Mark Zuckerberg has doubled down on his commitment to “free expression”, arguing that Facebook isn’t responsible for preventing the spread of misinformation on the platform.
Amid heightened debate over Facebook’s role in fact-checking political advertisements and cracking down on hate speech, Zuckerberg delivered a near 40-minute speech at Georgetown University espousing the importance of “free expression” on the platform and warning against “potentially cracking down too much”.
In the speech, Zuckerberg aimed to position Facebook as a bastion of free expression, railing against growing calls for the platform to crack down on the spread of misinformation and hate speech, and even appeared to argue that the Iraq War may have been prevented had Facebook been around at the time.
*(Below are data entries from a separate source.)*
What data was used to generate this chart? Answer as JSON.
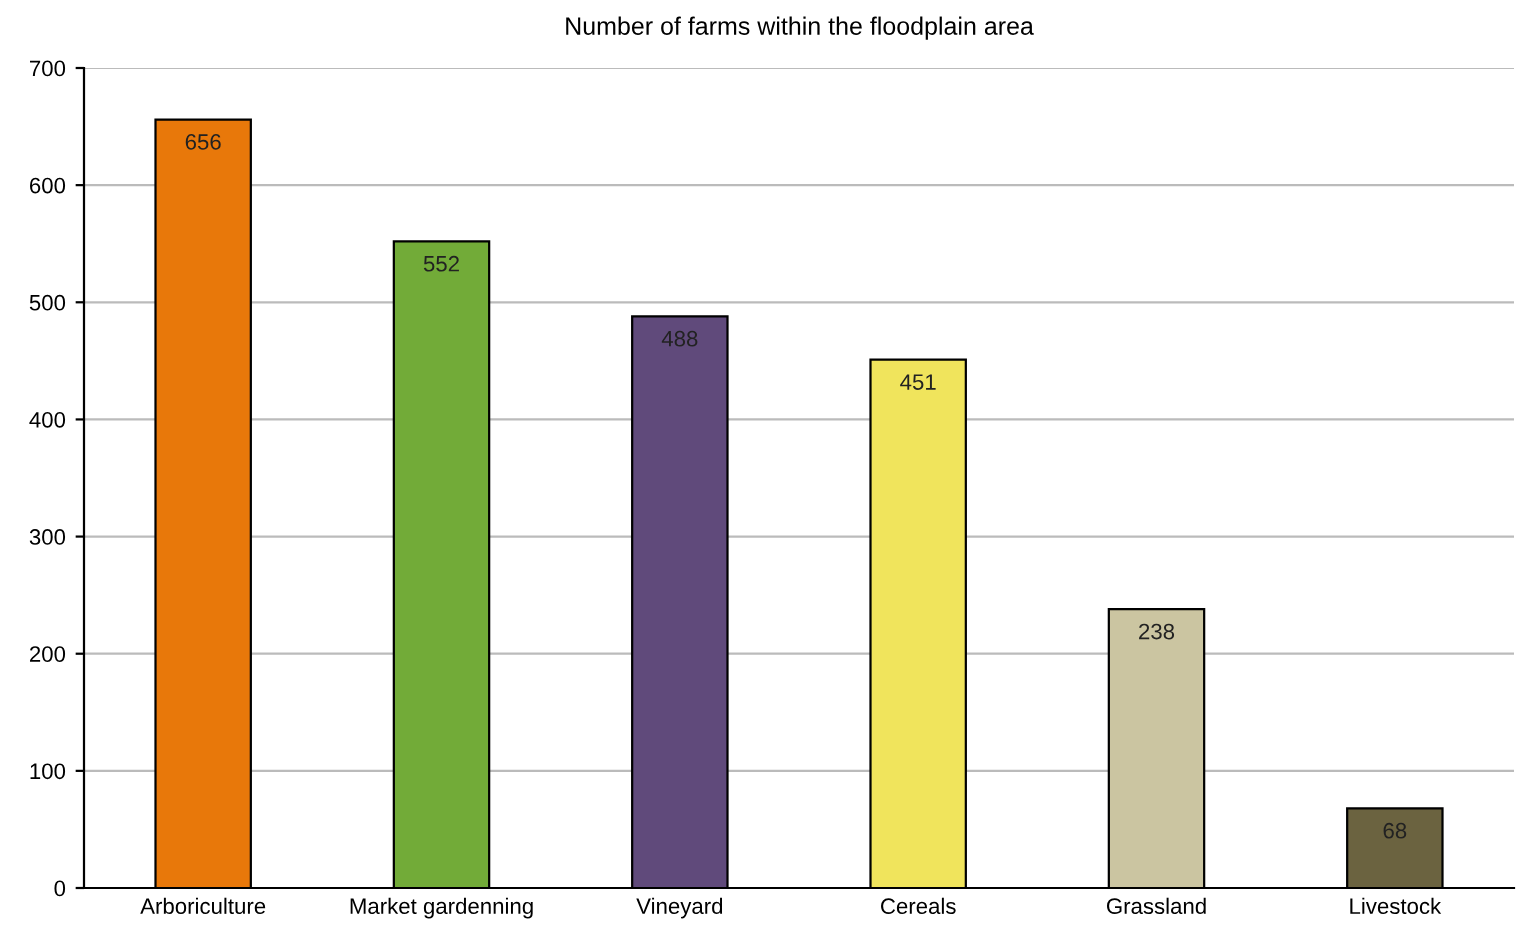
{
  "chart_data": {
    "type": "bar",
    "title": "Number of farms within the floodplain area",
    "categories": [
      "Arboriculture",
      "Market gardenning",
      "Vineyard",
      "Cereals",
      "Grassland",
      "Livestock"
    ],
    "values": [
      656,
      552,
      488,
      451,
      238,
      68
    ],
    "colors": [
      "#e8780a",
      "#72ab38",
      "#604a7b",
      "#f0e45c",
      "#cbc5a1",
      "#6b6340"
    ],
    "ylim": [
      0,
      700
    ],
    "yticks": [
      0,
      100,
      200,
      300,
      400,
      500,
      600,
      700
    ],
    "grid": "y",
    "data_labels": true,
    "legend": false
  }
}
Facebook has been widely criticised for shirking its responsibilities in preventing politicians from spreading misinformation in advertisements on the platform, with US presidential candidate Elizabeth Warren labelling the platform a “disinformation-for-profit machine”.
The social media giant has previously argued that it does not have a responsibility to “referee” political debates or ads, and that posts containing lies will remain on the platform as they are still newsworthy.
Zuckerberg attempted to argue for the importance of freedom of expression, saying that Facebook is merely a platform rather than a publisher.
“People having the power to express themselves at scale as a new kind of force in the world - a fifth estate alongside the other power structures of society,” Zuckerberg said in the speech.
“I’m here today because I believe we must continue to stand for free expression.”
He again argued that it isn’t the role of the big tech platforms to call out misinformation or outright lies.
“While I certainly worry about an erosion of truth, I don’t think most people want to live in a world where you can only post things that tech companies judged to be 100 percent true,” Zuckerberg said.
“Given the sensitivity around political ads, I’ve considered whether we should stop allowing them altogether. But political ads are an important part of voice, especially for local candidates, up-and-coming challengers and advocacy groups that may not get much media attention otherwise.”
“Banning political ads favours incumbents and whoever the media covers.”
Zuckerberg’s comments were swiftly rebuked by a spokesperson for US presidential candidate Joe Biden.
“Zuckerberg attempted to use the Constitution as a shield for his company’s bottom line, and his choice to cloak Facebook’s policy in a feigned concern for free expression demonstrates how unprepared his company is for this unique moment in our history and how little it has learned over the past few years,” the spokesperson said.
Political ads on Facebook have been hotly debated recently after US president Donald Trump ran a video falsely accusing Biden of committing corrupt acts in the Ukraine. Television networks CNN and NBCU refused to show the ad, but Facebook did not take it down.
This has been widely criticised, with Elizabeth Warren herself posting a deliberately false ad on the platform to prove her point.
“Facebook changed their ads policy to allow politicians to run ads with known lies - explicitly turning the platform into a disinformation-for-profit machine,” Warren said.
In the speech, Zuckerberg also attempted to rewrite the origin story of Facebook around freedom of speech and the Iraq War.
“I remember feeling that if more people had a voice to share their experiences, then maybe it could have gone differently. Those early years shaped my belief that giving everyone a voice empowers the powerless and pushes society to be better over time,” he said.